Almeida investiu R$ 40 mil no negócio - o dinheiro é resultado de seis anos de trabalho como dekassegui. Cheguei do Japão no final do ano passado com a intenção de abrir a padaria, contou ele, que espera obter o retorno do investimento daqui a 2,5 anos. O ponto e a freguesia são excelentes. Com a renda mensal da padaria pago dois funcionários, todas as contas e ainda sobra dinheiro para reinvestir no negócio.
A proprietária da Lanchonete Renata, Helenilda Bauch de Almeida, retirou seu álvara em abril passado. Ela e o marido resolveram abrir o negócio para incrementar o orçamento doméstico da família. Meu marido trabalha com fretes e eu ficava em casa. Agora, faço salgados e administro a lanchonete, contou. O casal investiu cerca de R$ 4 mil na compra de um balcão frigorífico e no aluguel do ponto, que fica no Jardim Monte Belo, zona sul. O lucro está abaixo das minhas expectativas. Mas ainda é melhor do que ficar parada.

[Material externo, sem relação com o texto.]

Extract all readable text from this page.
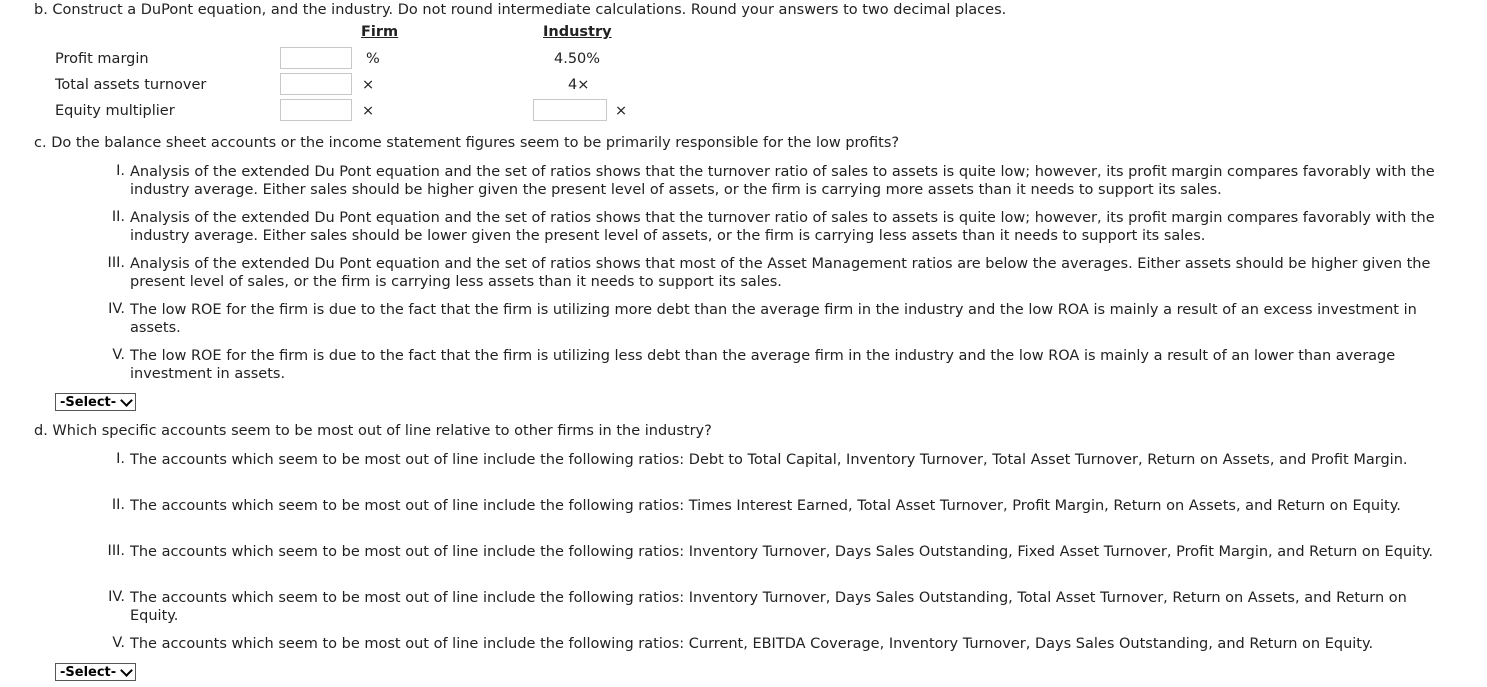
b. Construct a DuPont equation, and the industry. Do not round intermediate calculations. Round your answers to two decimal places.
Firm	Industry
Profit margin	%	4.50%
Total assets turnover	×	4×
Equity multiplier	×	×
c. Do the balance sheet accounts or the income statement figures seem to be primarily responsible for the low profits?
I. Analysis of the extended Du Pont equation and the set of ratios shows that the turnover ratio of sales to assets is quite low; however, its profit margin compares favorably with the industry average. Either sales should be higher given the present level of assets, or the firm is carrying more assets than it needs to support its sales.
II. Analysis of the extended Du Pont equation and the set of ratios shows that the turnover ratio of sales to assets is quite low; however, its profit margin compares favorably with the industry average. Either sales should be lower given the present level of assets, or the firm is carrying less assets than it needs to support its sales.
III. Analysis of the extended Du Pont equation and the set of ratios shows that most of the Asset Management ratios are below the averages. Either assets should be higher given the present level of sales, or the firm is carrying less assets than it needs to support its sales.
IV. The low ROE for the firm is due to the fact that the firm is utilizing more debt than the average firm in the industry and the low ROA is mainly a result of an excess investment in assets.
V. The low ROE for the firm is due to the fact that the firm is utilizing less debt than the average firm in the industry and the low ROA is mainly a result of an lower than average investment in assets.
-Select-
d. Which specific accounts seem to be most out of line relative to other firms in the industry?
I. The accounts which seem to be most out of line include the following ratios: Debt to Total Capital, Inventory Turnover, Total Asset Turnover, Return on Assets, and Profit Margin.
II. The accounts which seem to be most out of line include the following ratios: Times Interest Earned, Total Asset Turnover, Profit Margin, Return on Assets, and Return on Equity.
III. The accounts which seem to be most out of line include the following ratios: Inventory Turnover, Days Sales Outstanding, Fixed Asset Turnover, Profit Margin, and Return on Equity.
IV. The accounts which seem to be most out of line include the following ratios: Inventory Turnover, Days Sales Outstanding, Total Asset Turnover, Return on Assets, and Return on Equity.
V. The accounts which seem to be most out of line include the following ratios: Current, EBITDA Coverage, Inventory Turnover, Days Sales Outstanding, and Return on Equity.
-Select-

Dos 2.365 álvaras de licença concedidos neste ano no município, 786 foram para profissionais autônomos e 1.589 para novas empresas. Foram emitidos 367 álvaras em janeiro, 393 em fevereiro, 582 em março, 506 em abril e 527 em maio. Para o prefeito Antonio Belinati, os números mostram o grande momento vivido por Londrina, ao contrário da maioria das cidades brasileiras.
O secretário da Fazenda, Ismael Mologni, disse que a grande quantidade de álvaras se deve ao fato de vários funcionários estarem entrando em programas de demissão voluntária e o fato de não haver muitas perspectivas de crescimento nos empregos.